There are sly references to the previous films — a private conversation between the detectives is accidentally broadcast as in the second film and rats make an encore performance in the new one — but the filmmakers have forgotten that what makes this franchise work: The interaction of Smith and Lawrence in stressed environments. So often in the new film they are separate, dealing with their own stuff. “Bad Boys” only works when the bickering cops are center stage.
(Columbia Pictures-Sony via AP)
Age has taken its toll: Burnett is a grandfather now who needs glasses and is eyeing retirement, while Lowrey is unsettled, still a playboy but a wistful one who colors his goatee black with hair dye. (Yes, there are colonoscopy jokes in this film.) Lowrey is having second thoughts about one flame who got away: Paola Nunez, who plays a fellow cop. A crisis forces Burnett to make a vow to God. Hell is a topic discussed — “darkness that swallows you whole.” We are a long way from the time Burnett was shot in the keister by his partner.
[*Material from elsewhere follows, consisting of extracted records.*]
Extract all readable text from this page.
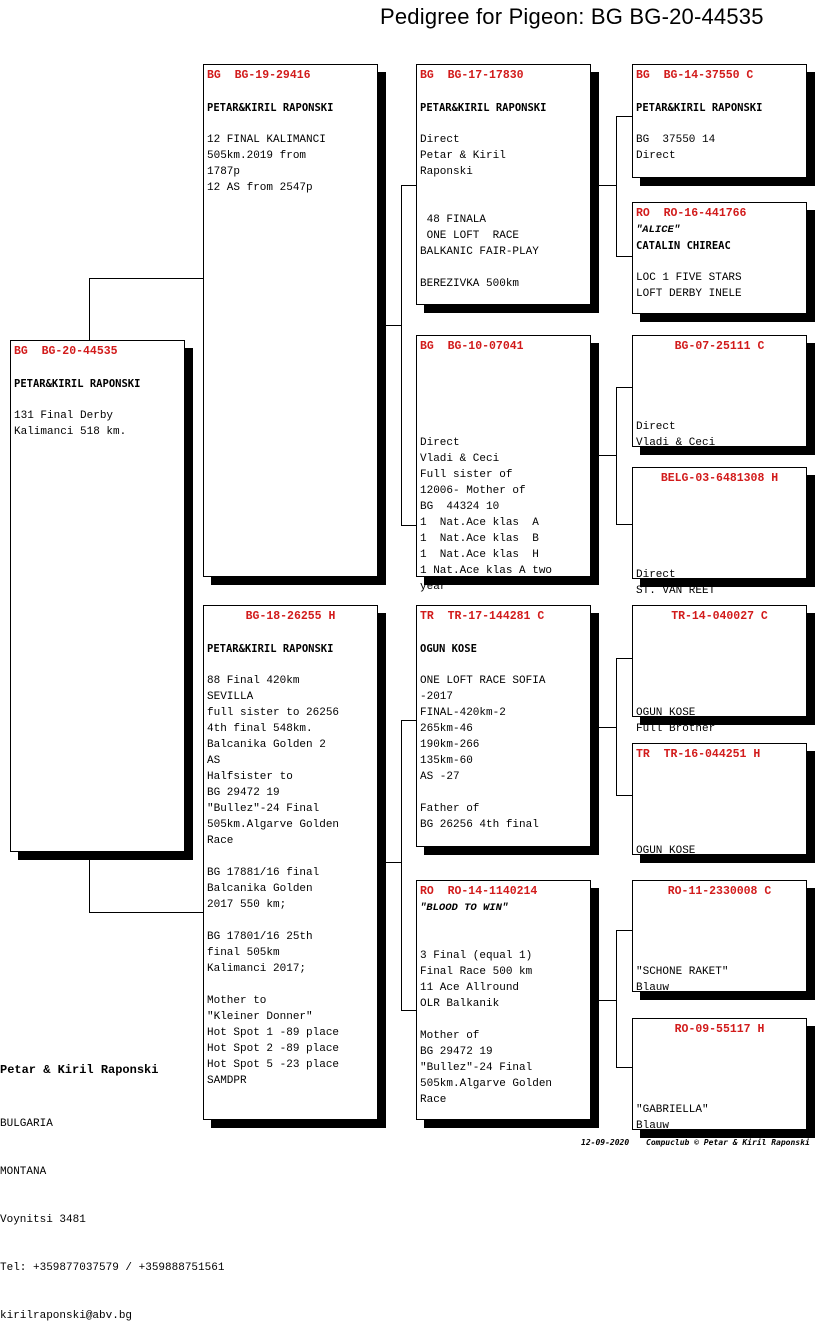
Pedigree for Pigeon: BG BG-20-44535
BG  BG-20-44535

PETAR&KIRIL RAPONSKI

131 Final Derby
Kalimanci 518 km.
BG  BG-19-29416

PETAR&KIRIL RAPONSKI

12 FINAL KALIMANCI
505km.2019 from
1787p
12 AS from 2547p
BG-18-26255 H

PETAR&KIRIL RAPONSKI

88 Final 420km
SEVILLA
full sister to 26256
4th final 548km.
Balcanika Golden 2
AS
Halfsister to
BG 29472 19
"Bullez"-24 Final
505km.Algarve Golden
Race

BG 17881/16 final
Balcanika Golden
2017 550 km;

BG 17801/16 25th
final 505km
Kalimanci 2017;

Mother to
"Kleiner Donner"
Hot Spot 1 -89 place
Hot Spot 2 -89 place
Hot Spot 5 -23 place
SAMDPR
BG  BG-17-17830

PETAR&KIRIL RAPONSKI

Direct
Petar & Kiril
Raponski

48 FINALA
ONE LOFT  RACE
BALKANIC FAIR-PLAY

BEREZIVKA 500km
BG  BG-10-07041

Direct
Vladi & Ceci
Full sister of
12006- Mother of
BG  44324 10
1  Nat.Ace klas  A
1  Nat.Ace klas  B
1  Nat.Ace klas  H
1 Nat.Ace klas A two
year
TR  TR-17-144281 C

OGUN KOSE

ONE LOFT RACE SOFIA
-2017
FINAL-420km-2
265km-46
190km-266
135km-60
AS -27

Father of
BG 26256 4th final
RO  RO-14-1140214
"BLOOD TO WIN"

3 Final (equal 1)
Final Race 500 km
11 Ace Allround
OLR Balkanik

Mother of
BG 29472 19
"Bullez"-24 Final
505km.Algarve Golden
Race
BG  BG-14-37550 C

PETAR&KIRIL RAPONSKI

BG  37550 14
Direct
RO  RO-16-441766
"ALICE"
CATALIN CHIREAC

LOC 1 FIVE STARS
LOFT DERBY INELE
BG-07-25111 C

Direct
Vladi & Ceci
BELG-03-6481308 H

Direct
ST. VAN REET
TR-14-040027 C

OGUN KOSE
Full Brother
TR  TR-16-044251 H

OGUN KOSE
RO-11-2330008 C

"SCHONE RAKET"
Blauw
RO-09-55117 H

"GABRIELLA"
Blauw

Petar & Kiril Raponski

BULGARIA

MONTANA

Voynitsi 3481

Tel: +359877037579 / +359888751561

kirilraponski@abv.bg

12-09-2020 Compuclub © Petar & Kiril Raponski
The convoluted plot keeps finding false endings that just lead to bigger outlandish stunts — many, many helicopters and motorcycles — until it ends in a rundown palace in Mexico City with a fiery conclusion that goes to cartoonish, very Bay-ish lengths. Smith and Lawrence are far from home, on foot and facing a military-style ambush. It is a franchise that has lost its way.
A potential sequel is hinted at during the end credits but it’s hard to believe a fourth episode could save the “Bad Boy” legacy. Still, as long as Smith and Lawrence are willing to pair up again, “whatcha gonna do when they come for you?”
“Bad Boys for Life,” a Columbia Pictures release, is rated R for strong, bloody violence, language throughout, sexual references and brief drug use. Running time: 124 minutes. Two stars out of four.